Fundstelle: CF 449-456

Der von vielen Autoren und Institutionen propagierten Auffassung, es sei einhellige Meinung, dass der Wert eines Unternehmens sich ais dem Barwert der mit dem Eigentum an dem Unternehmen verbundenen Nettozuflüsse an de9ie Anteileigner ermittelt und sich somit „allein aus seiner Ertragskraft“ – so IDW S1 (2008), Rdn. 4 – ableitet, wird weder in der Praxis, noch in der Gesetzgebung, in Rechtsprechung und in der Literatur ausnahmslos gefolgt. In der Praxis herrscht in Bezug auf das gesamte Ausland Methodenpluralismus vor – so ausdrücklich in den international Valuation Standards, GN 6 (Business Valuation). Dies hat zur Folge, dass bei Bewertungen durchweg mehrere Methoden Anwendungen finden, deren Ergebnisse dann zu einer finalen Wertermittlung gewichtet werden. In der Gesetzgebung herrscht eher Zurückhaltung vor. Die Rechtsprechung akzeptiert Methodenvielfalt, wobei die Tendenz besteht, einem beauftragten vereidigten Sachverständigen nach Möglichkeit zu folgen.

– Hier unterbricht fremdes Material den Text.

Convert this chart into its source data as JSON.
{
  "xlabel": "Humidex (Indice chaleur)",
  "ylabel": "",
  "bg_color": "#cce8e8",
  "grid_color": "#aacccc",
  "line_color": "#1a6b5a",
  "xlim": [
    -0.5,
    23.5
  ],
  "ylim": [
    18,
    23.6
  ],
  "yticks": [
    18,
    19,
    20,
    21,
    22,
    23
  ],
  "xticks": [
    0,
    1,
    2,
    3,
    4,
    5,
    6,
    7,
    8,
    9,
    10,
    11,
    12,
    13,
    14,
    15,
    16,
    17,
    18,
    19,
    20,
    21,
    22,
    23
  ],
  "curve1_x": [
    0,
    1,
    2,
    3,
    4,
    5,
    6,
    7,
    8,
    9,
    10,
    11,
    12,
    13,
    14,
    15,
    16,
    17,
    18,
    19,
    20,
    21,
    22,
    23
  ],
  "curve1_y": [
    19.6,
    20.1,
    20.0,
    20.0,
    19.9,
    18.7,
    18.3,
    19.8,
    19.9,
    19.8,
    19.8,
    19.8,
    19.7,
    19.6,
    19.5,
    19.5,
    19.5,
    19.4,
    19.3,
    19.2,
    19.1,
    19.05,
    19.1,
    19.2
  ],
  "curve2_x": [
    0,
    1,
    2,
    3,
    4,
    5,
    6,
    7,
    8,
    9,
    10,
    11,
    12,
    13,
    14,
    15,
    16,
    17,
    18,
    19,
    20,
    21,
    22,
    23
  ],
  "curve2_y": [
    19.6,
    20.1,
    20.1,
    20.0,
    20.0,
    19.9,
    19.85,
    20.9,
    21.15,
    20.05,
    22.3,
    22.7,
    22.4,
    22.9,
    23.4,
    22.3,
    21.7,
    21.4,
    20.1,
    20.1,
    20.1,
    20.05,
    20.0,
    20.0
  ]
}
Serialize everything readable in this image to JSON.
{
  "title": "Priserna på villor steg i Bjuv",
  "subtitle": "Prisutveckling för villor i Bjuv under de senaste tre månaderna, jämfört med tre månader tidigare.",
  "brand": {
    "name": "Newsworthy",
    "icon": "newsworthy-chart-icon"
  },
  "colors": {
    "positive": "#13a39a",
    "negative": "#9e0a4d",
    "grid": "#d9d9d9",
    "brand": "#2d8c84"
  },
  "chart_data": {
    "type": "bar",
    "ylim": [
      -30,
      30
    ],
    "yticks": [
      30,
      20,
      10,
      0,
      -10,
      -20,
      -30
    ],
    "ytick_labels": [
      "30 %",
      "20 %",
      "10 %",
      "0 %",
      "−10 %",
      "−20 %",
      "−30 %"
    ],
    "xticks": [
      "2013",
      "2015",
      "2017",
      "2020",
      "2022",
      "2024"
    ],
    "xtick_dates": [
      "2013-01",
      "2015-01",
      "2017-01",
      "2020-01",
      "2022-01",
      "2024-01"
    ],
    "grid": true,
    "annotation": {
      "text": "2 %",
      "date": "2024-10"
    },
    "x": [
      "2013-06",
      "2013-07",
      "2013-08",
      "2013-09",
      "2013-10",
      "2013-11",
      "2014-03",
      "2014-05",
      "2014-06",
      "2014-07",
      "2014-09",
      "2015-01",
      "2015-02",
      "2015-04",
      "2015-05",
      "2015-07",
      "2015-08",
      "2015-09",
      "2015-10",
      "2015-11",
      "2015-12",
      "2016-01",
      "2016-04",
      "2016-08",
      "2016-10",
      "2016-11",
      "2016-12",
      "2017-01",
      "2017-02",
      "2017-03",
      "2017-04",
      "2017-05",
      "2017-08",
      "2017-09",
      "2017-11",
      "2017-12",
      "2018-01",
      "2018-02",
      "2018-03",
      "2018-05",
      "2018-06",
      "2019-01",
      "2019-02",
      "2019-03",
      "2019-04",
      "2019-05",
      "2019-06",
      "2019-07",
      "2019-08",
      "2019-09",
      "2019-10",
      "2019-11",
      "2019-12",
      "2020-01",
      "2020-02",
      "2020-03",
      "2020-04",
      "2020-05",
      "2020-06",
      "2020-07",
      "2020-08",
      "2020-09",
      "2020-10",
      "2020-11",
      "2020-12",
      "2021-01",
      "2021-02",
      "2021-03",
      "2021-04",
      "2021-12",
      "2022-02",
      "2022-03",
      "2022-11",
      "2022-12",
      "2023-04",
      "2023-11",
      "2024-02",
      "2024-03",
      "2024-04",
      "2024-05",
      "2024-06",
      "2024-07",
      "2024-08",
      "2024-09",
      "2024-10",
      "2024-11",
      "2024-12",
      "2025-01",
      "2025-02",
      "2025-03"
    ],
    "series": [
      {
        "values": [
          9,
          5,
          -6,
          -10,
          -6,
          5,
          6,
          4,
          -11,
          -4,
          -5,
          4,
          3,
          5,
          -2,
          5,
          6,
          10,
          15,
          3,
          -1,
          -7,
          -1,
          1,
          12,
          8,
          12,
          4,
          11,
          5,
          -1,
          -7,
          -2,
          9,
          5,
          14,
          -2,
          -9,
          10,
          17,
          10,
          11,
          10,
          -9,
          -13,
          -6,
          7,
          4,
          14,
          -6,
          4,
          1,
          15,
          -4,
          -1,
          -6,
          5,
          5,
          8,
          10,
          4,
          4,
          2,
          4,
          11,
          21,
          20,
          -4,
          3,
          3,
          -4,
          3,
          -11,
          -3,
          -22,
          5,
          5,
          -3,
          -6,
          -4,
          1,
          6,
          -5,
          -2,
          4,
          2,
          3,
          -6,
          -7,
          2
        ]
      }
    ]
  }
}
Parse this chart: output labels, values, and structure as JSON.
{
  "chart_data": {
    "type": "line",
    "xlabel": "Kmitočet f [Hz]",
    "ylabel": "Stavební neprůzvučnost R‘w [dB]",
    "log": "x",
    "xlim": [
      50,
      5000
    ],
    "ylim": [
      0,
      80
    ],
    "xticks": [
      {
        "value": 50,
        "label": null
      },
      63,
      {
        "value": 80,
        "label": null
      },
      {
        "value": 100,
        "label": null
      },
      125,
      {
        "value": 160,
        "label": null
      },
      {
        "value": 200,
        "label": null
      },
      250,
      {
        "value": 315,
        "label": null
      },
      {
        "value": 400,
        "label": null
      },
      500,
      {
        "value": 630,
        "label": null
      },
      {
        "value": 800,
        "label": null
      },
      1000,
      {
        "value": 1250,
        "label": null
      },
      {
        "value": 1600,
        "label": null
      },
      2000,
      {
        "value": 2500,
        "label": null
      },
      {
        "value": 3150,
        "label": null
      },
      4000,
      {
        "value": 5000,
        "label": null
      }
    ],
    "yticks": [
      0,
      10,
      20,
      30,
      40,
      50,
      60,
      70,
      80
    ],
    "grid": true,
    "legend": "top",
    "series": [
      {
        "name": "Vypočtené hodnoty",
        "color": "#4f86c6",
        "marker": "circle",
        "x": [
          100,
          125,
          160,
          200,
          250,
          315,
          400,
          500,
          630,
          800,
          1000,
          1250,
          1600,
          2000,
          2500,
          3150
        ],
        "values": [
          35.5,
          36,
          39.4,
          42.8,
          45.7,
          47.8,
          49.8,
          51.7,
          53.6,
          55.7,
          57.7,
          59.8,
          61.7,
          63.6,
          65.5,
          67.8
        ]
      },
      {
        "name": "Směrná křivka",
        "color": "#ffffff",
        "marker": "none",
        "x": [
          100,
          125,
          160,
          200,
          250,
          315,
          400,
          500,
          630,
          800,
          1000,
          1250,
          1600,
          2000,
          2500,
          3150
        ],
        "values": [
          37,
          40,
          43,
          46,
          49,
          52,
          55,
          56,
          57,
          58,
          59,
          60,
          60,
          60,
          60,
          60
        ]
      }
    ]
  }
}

In Spruchverfahren sollten aus der Sicht der Aktionäre große WPG’s von vornherein als Gerichtsgutachter abgelehnt werden, insbesondere wenn eine andere große WPG das zu bewertende Unternehmen geprüft oder beraten hatte der als Verschmelzungsprüfer o.ä. tätig war, oder sich diese große WPG Hoffnung machen kann, später einen Auftrag der vorgenannten Art (z.B. Prüfungsauftrag, Beratungsauftrag) durch das Unternehmen zu erlangen. Von ihrem Geschäftsmodell her vertreten große WPG’s cum grano salis die Interessen der Unternehmen und nicht der Aktionäre. Die Unparteilichkeit der großen WPG’s, insbesondere der angelsächsisch geprägten audit firms, ist überdies im Hinblick auf die Vielzahl gemeinsamer Aktivitäten untereinander und wegen des erheblichen Akquisitionsdrucks stets gefährdet.



Die Rechtsprechung sollte sich zurückhalten, seinen Alleingeltungsanspruch an ein bestimmtes Verfahren für bestimmte Fallgruppen zu etablieren. Die Entwicklung in Theorie, Praxis und Rechtsprechung zur Bewertung von Unternehmen har sich in den letzten 30 Jahren in hohem maße weiterentwickelt, wobei nationale Alleingänge und damit ein Abkoppeln an Entwicklungen im Ausland verfehlt sind.